With the material now in place, give it a while to set so when you trim the excess you don't end up removing any of the material that is supposed to stay on the door. I admittedly jumped the gun on the first panel and ended up having to redo the process. I gave the panels a good half hour to sit then trimmed the excess off.
And Tadah! Fabric applied. One thing you will notice is that with the foam removed, the gap around the edges becomes a lot more visible. I wanted to do something to fill that gap, just to clean it up and not leave the trimmed material visible (believe me, with a bright colored material it is extremely pronounced.)
Now some might think this is a bit tacky, but I thought it was brilliant. In trying to find a means to fill that gap, I wanted something that would be resistant to oils, heat, dirt, etc. etc. It just so happens that a perfect material is that rubber piping that is used to hold screens in windows. I got a 25' foot long piece of .0125" black piping for $5. The tool used to roll that piping in was another $5 but well worth it. With the gap now filled, you have that nice clean edge, no visible trim.
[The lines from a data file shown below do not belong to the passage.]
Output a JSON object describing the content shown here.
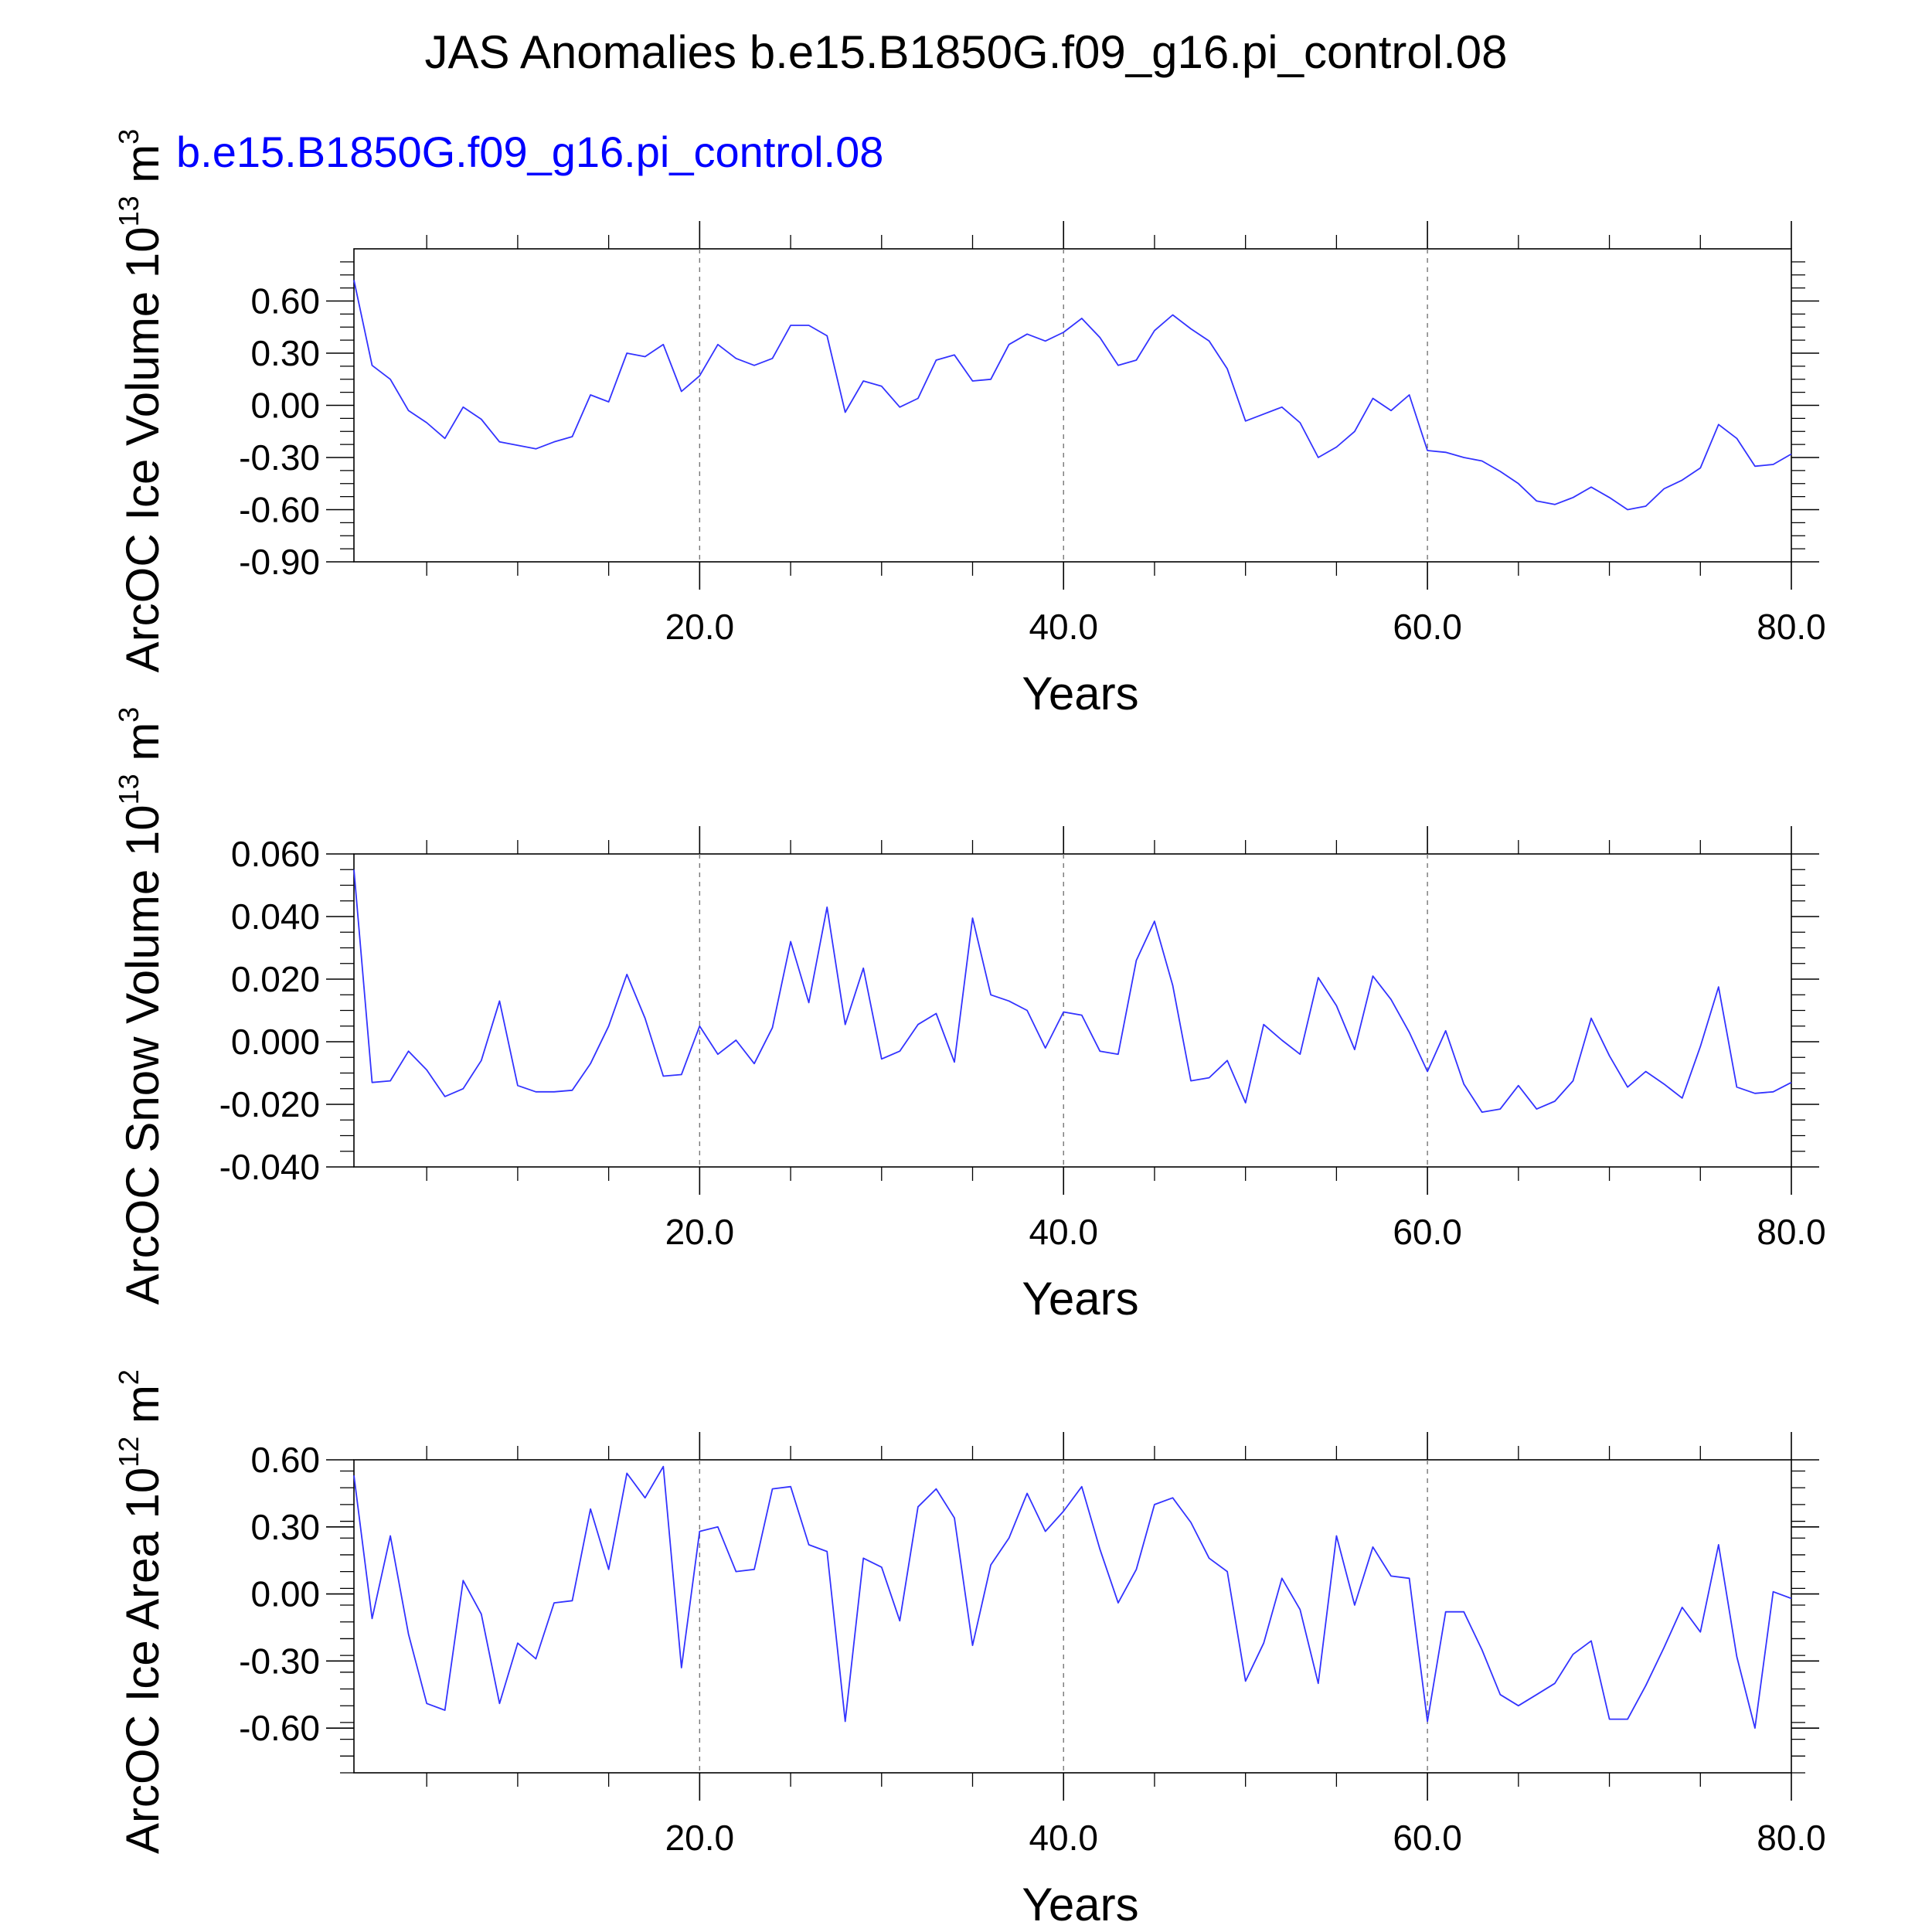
{
  "figure": {
    "title": "JAS Anomalies b.e15.B1850G.f09_g16.pi_control.08",
    "case_label": "b.e15.B1850G.f09_g16.pi_control.08",
    "series_color": "#3333ff",
    "case_label_color": "#0000ff"
  },
  "chart_data": [
    {
      "type": "line",
      "ylabel": {
        "text": "ArcOC Ice Volume 10",
        "exp": "13",
        "unit": " m",
        "unit_exp": "3"
      },
      "xlabel": "Years",
      "xlim": [
        1,
        80
      ],
      "ylim": [
        -0.9,
        0.9
      ],
      "x_ticks": [
        20,
        40,
        60,
        80
      ],
      "x_tick_labels": [
        "20.0",
        "40.0",
        "60.0",
        "80.0"
      ],
      "y_ticks": [
        -0.9,
        -0.6,
        -0.3,
        0.0,
        0.3,
        0.6
      ],
      "y_tick_labels": [
        "-0.90",
        "-0.60",
        "-0.30",
        "0.00",
        "0.30",
        "0.60"
      ],
      "grid": "vertical dashed at 20, 40, 60",
      "values": [
        0.72,
        0.23,
        0.15,
        -0.03,
        -0.1,
        -0.19,
        -0.01,
        -0.08,
        -0.21,
        -0.23,
        -0.25,
        -0.21,
        -0.18,
        0.06,
        0.02,
        0.3,
        0.28,
        0.35,
        0.08,
        0.17,
        0.35,
        0.27,
        0.23,
        0.27,
        0.46,
        0.46,
        0.4,
        -0.04,
        0.14,
        0.11,
        -0.01,
        0.04,
        0.26,
        0.29,
        0.14,
        0.15,
        0.35,
        0.41,
        0.37,
        0.42,
        0.5,
        0.39,
        0.23,
        0.26,
        0.43,
        0.52,
        0.44,
        0.37,
        0.21,
        -0.09,
        -0.05,
        -0.01,
        -0.1,
        -0.3,
        -0.24,
        -0.15,
        0.04,
        -0.03,
        0.06,
        -0.26,
        -0.27,
        -0.3,
        -0.32,
        -0.38,
        -0.45,
        -0.55,
        -0.57,
        -0.53,
        -0.47,
        -0.53,
        -0.6,
        -0.58,
        -0.48,
        -0.43,
        -0.36,
        -0.11,
        -0.19,
        -0.35,
        -0.34,
        -0.28
      ]
    },
    {
      "type": "line",
      "ylabel": {
        "text": "ArcOC Snow Volume 10",
        "exp": "13",
        "unit": " m",
        "unit_exp": "3"
      },
      "xlabel": "Years",
      "xlim": [
        1,
        80
      ],
      "ylim": [
        -0.04,
        0.06
      ],
      "x_ticks": [
        20,
        40,
        60,
        80
      ],
      "x_tick_labels": [
        "20.0",
        "40.0",
        "60.0",
        "80.0"
      ],
      "y_ticks": [
        -0.04,
        -0.02,
        0.0,
        0.02,
        0.04,
        0.06
      ],
      "y_tick_labels": [
        "-0.040",
        "-0.020",
        "0.000",
        "0.020",
        "0.040",
        "0.060"
      ],
      "grid": "vertical dashed at 20, 40, 60",
      "values": [
        0.055,
        -0.013,
        -0.0125,
        -0.003,
        -0.009,
        -0.0175,
        -0.015,
        -0.006,
        0.013,
        -0.014,
        -0.016,
        -0.016,
        -0.0155,
        -0.007,
        0.005,
        0.0215,
        0.0075,
        -0.011,
        -0.0105,
        0.005,
        -0.004,
        0.0005,
        -0.007,
        0.0045,
        0.032,
        0.0125,
        0.043,
        0.0055,
        0.0235,
        -0.0055,
        -0.003,
        0.0055,
        0.009,
        -0.0065,
        0.0395,
        0.015,
        0.013,
        0.01,
        -0.002,
        0.0095,
        0.0085,
        -0.003,
        -0.004,
        0.026,
        0.0385,
        0.018,
        -0.0125,
        -0.0115,
        -0.006,
        -0.0195,
        0.0055,
        0.0005,
        -0.004,
        0.0205,
        0.0115,
        -0.0025,
        0.021,
        0.0135,
        0.003,
        -0.0095,
        0.0035,
        -0.0135,
        -0.0225,
        -0.0215,
        -0.014,
        -0.0215,
        -0.019,
        -0.0125,
        0.0075,
        -0.0045,
        -0.0145,
        -0.0095,
        -0.0135,
        -0.018,
        -0.0015,
        0.0175,
        -0.0145,
        -0.0165,
        -0.016,
        -0.013
      ]
    },
    {
      "type": "line",
      "ylabel": {
        "text": "ArcOC Ice Area 10",
        "exp": "12",
        "unit": " m",
        "unit_exp": "2"
      },
      "xlabel": "Years",
      "xlim": [
        1,
        80
      ],
      "ylim": [
        -0.8,
        0.6
      ],
      "x_ticks": [
        20,
        40,
        60,
        80
      ],
      "x_tick_labels": [
        "20.0",
        "40.0",
        "60.0",
        "80.0"
      ],
      "y_ticks": [
        -0.6,
        -0.3,
        0.0,
        0.3,
        0.6
      ],
      "y_tick_labels": [
        "-0.60",
        "-0.30",
        "0.00",
        "0.30",
        "0.60"
      ],
      "grid": "vertical dashed at 20, 40, 60",
      "values": [
        0.53,
        -0.11,
        0.26,
        -0.18,
        -0.49,
        -0.52,
        0.06,
        -0.09,
        -0.49,
        -0.22,
        -0.29,
        -0.04,
        -0.03,
        0.38,
        0.11,
        0.54,
        0.43,
        0.57,
        -0.33,
        0.28,
        0.3,
        0.1,
        0.11,
        0.47,
        0.48,
        0.22,
        0.19,
        -0.57,
        0.16,
        0.12,
        -0.12,
        0.39,
        0.47,
        0.34,
        -0.23,
        0.13,
        0.25,
        0.45,
        0.28,
        0.37,
        0.48,
        0.2,
        -0.04,
        0.11,
        0.4,
        0.43,
        0.32,
        0.16,
        0.1,
        -0.39,
        -0.22,
        0.07,
        -0.07,
        -0.4,
        0.26,
        -0.05,
        0.21,
        0.08,
        0.07,
        -0.57,
        -0.08,
        -0.08,
        -0.25,
        -0.45,
        -0.5,
        -0.45,
        -0.4,
        -0.27,
        -0.21,
        -0.56,
        -0.56,
        -0.41,
        -0.24,
        -0.06,
        -0.17,
        0.22,
        -0.28,
        -0.6,
        0.01,
        -0.02
      ]
    }
  ]
}
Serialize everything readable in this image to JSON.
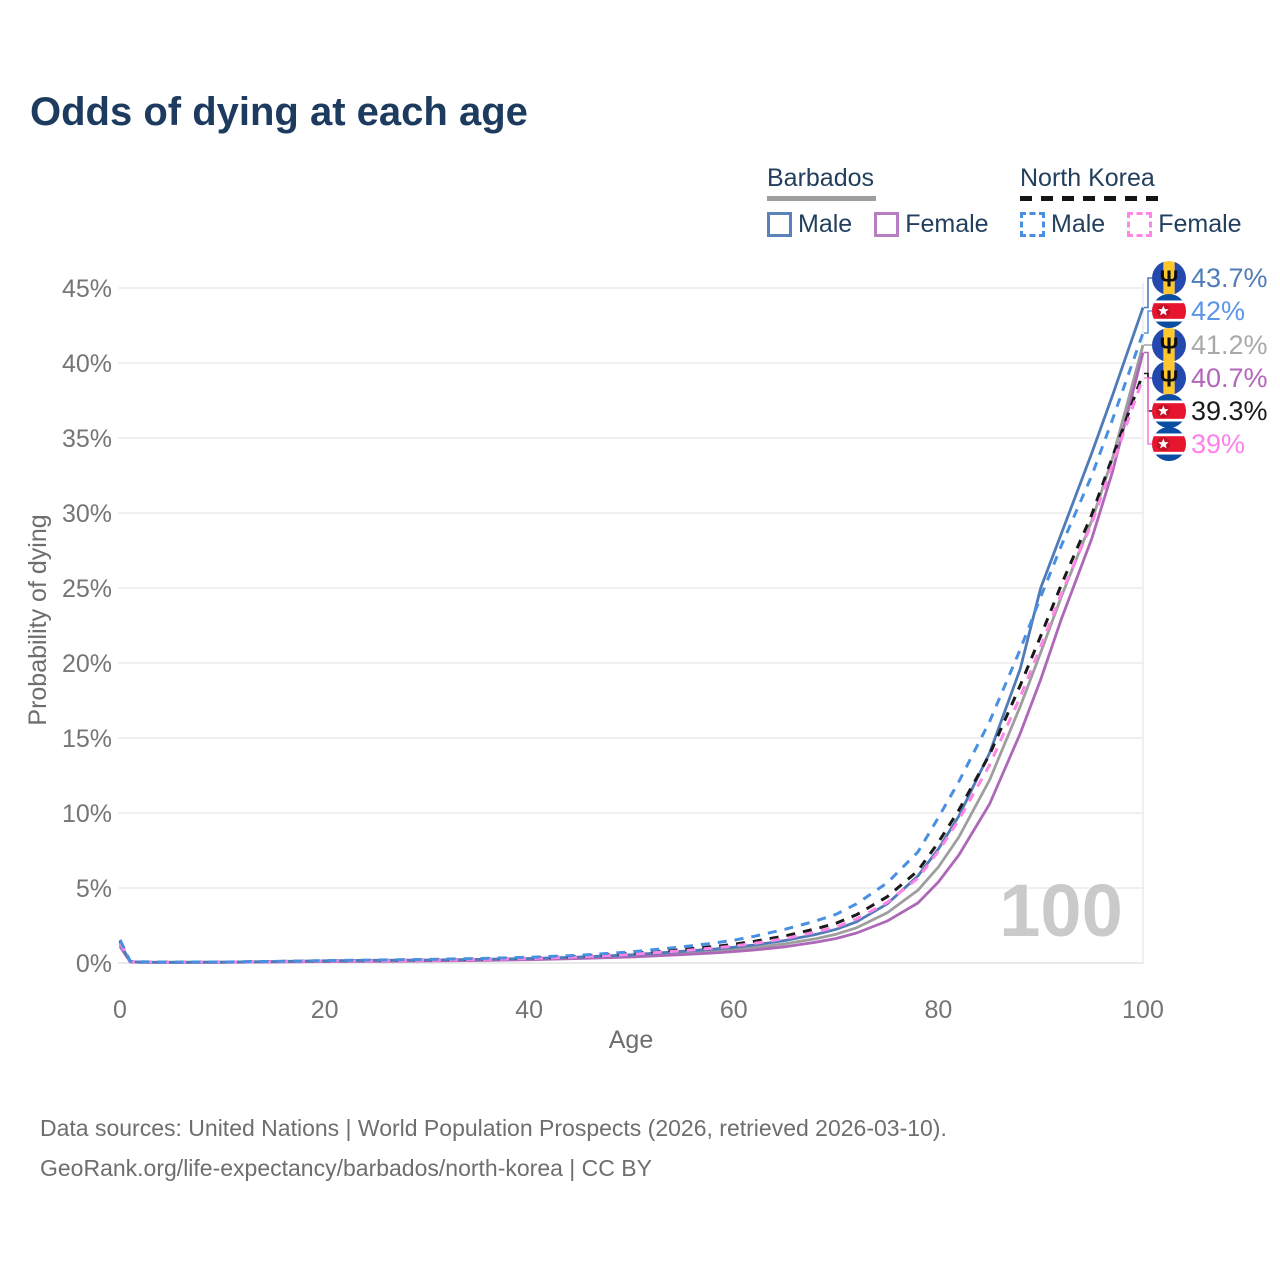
{
  "title": "Odds of dying at each age",
  "watermark": "100",
  "legend": {
    "groups": [
      {
        "label": "Barbados",
        "line_style": "solid",
        "underline_color": "#9e9e9e",
        "items": [
          {
            "label": "Male",
            "color": "#4f7cb8"
          },
          {
            "label": "Female",
            "color": "#b273bc"
          }
        ]
      },
      {
        "label": "North Korea",
        "line_style": "dashed",
        "underline_color": "#141414",
        "items": [
          {
            "label": "Male",
            "color": "#4a90e2"
          },
          {
            "label": "Female",
            "color": "#ff85e6"
          }
        ]
      }
    ]
  },
  "footer": {
    "line1": "Data sources: United Nations | World Population Prospects (2026, retrieved 2026-03-10).",
    "line2": "GeoRank.org/life-expectancy/barbados/north-korea | CC BY"
  },
  "chart_data": {
    "type": "line",
    "title": "Odds of dying at each age",
    "xlabel": "Age",
    "ylabel": "Probability of dying",
    "xlim": [
      0,
      100
    ],
    "ylim_percent": [
      0,
      46
    ],
    "grid": "horizontal",
    "legend_position": "top-right",
    "x_tick_values": [
      0,
      20,
      40,
      60,
      80,
      100
    ],
    "y_tick_labels": [
      "0%",
      "5%",
      "10%",
      "15%",
      "20%",
      "25%",
      "30%",
      "35%",
      "40%",
      "45%"
    ],
    "x": [
      0,
      1,
      2,
      5,
      10,
      15,
      20,
      25,
      30,
      35,
      40,
      45,
      50,
      55,
      58,
      60,
      62,
      65,
      68,
      70,
      72,
      75,
      78,
      80,
      82,
      85,
      88,
      90,
      92,
      95,
      97,
      100
    ],
    "series": [
      {
        "name": "Barbados Male",
        "country": "Barbados",
        "sex": "male",
        "color": "#4f7cb8",
        "dash": false,
        "end_label": "43.7%",
        "label_color": "#4f7cb8",
        "flag": "barbados",
        "values": [
          1.3,
          0.09,
          0.06,
          0.05,
          0.06,
          0.1,
          0.15,
          0.18,
          0.2,
          0.24,
          0.3,
          0.4,
          0.55,
          0.78,
          0.92,
          1.05,
          1.2,
          1.5,
          1.9,
          2.25,
          2.75,
          3.95,
          5.8,
          7.6,
          9.8,
          14.0,
          19.6,
          25.0,
          28.6,
          34.0,
          37.8,
          43.7
        ]
      },
      {
        "name": "North Korea Male",
        "country": "North Korea",
        "sex": "male",
        "color": "#4a90e2",
        "dash": true,
        "end_label": "42%",
        "label_color": "#5b95e8",
        "flag": "north-korea",
        "values": [
          1.55,
          0.12,
          0.08,
          0.06,
          0.07,
          0.11,
          0.16,
          0.2,
          0.24,
          0.3,
          0.38,
          0.52,
          0.75,
          1.08,
          1.32,
          1.52,
          1.78,
          2.25,
          2.8,
          3.25,
          3.95,
          5.35,
          7.4,
          9.7,
          12.1,
          16.1,
          20.9,
          24.4,
          27.8,
          32.5,
          36.2,
          42.0
        ]
      },
      {
        "name": "Barbados Both sexes",
        "country": "Barbados",
        "sex": "both",
        "color": "#9e9e9e",
        "dash": false,
        "end_label": "41.2%",
        "label_color": "#a9a9a9",
        "flag": "barbados",
        "values": [
          1.2,
          0.08,
          0.055,
          0.045,
          0.05,
          0.08,
          0.12,
          0.14,
          0.16,
          0.2,
          0.26,
          0.35,
          0.47,
          0.66,
          0.79,
          0.9,
          1.02,
          1.28,
          1.62,
          1.92,
          2.35,
          3.35,
          4.85,
          6.4,
          8.4,
          12.2,
          17.1,
          20.7,
          24.4,
          29.5,
          33.6,
          41.2
        ]
      },
      {
        "name": "Barbados Female",
        "country": "Barbados",
        "sex": "female",
        "color": "#ad68b8",
        "dash": false,
        "end_label": "40.7%",
        "label_color": "#b465bc",
        "flag": "barbados",
        "values": [
          1.1,
          0.07,
          0.05,
          0.04,
          0.045,
          0.07,
          0.09,
          0.11,
          0.13,
          0.17,
          0.22,
          0.3,
          0.4,
          0.56,
          0.67,
          0.76,
          0.87,
          1.08,
          1.38,
          1.63,
          2.0,
          2.8,
          4.0,
          5.4,
          7.2,
          10.6,
          15.3,
          18.9,
          22.9,
          28.3,
          32.7,
          40.7
        ]
      },
      {
        "name": "North Korea Both sexes",
        "country": "North Korea",
        "sex": "both",
        "color": "#1a1a1a",
        "dash": true,
        "end_label": "39.3%",
        "label_color": "#1a1a1a",
        "flag": "north-korea",
        "values": [
          1.45,
          0.11,
          0.07,
          0.055,
          0.06,
          0.095,
          0.14,
          0.17,
          0.2,
          0.26,
          0.33,
          0.45,
          0.64,
          0.9,
          1.09,
          1.25,
          1.45,
          1.8,
          2.28,
          2.65,
          3.22,
          4.42,
          6.15,
          8.05,
          10.2,
          13.9,
          18.5,
          21.8,
          25.2,
          29.9,
          33.7,
          39.3
        ]
      },
      {
        "name": "North Korea Female",
        "country": "North Korea",
        "sex": "female",
        "color": "#ff85e6",
        "dash": true,
        "end_label": "39%",
        "label_color": "#ff80e8",
        "flag": "north-korea",
        "values": [
          1.35,
          0.1,
          0.065,
          0.05,
          0.055,
          0.085,
          0.13,
          0.155,
          0.18,
          0.235,
          0.3,
          0.41,
          0.58,
          0.82,
          0.99,
          1.13,
          1.31,
          1.63,
          2.06,
          2.4,
          2.93,
          4.05,
          5.65,
          7.45,
          9.55,
          13.2,
          17.75,
          21.1,
          24.6,
          29.3,
          33.2,
          39.0
        ]
      }
    ]
  }
}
I hope that this helped anyone who wants to tackle this job. It is a lot of fun, and a lot of work. But the results if you do it right are amazing. My total costs for this including the vinyl was no more than $50 and a day off.
#20
Damn Dude, that posts rocks. Thanks for taking the time to instruct us. I like pictures. Mine is up on the chopping block next when I get my leather kit. They are finally selling 2011 leather complete interior kits on ebay. I found a "Katskinz" one for $699 and thinking of going for it.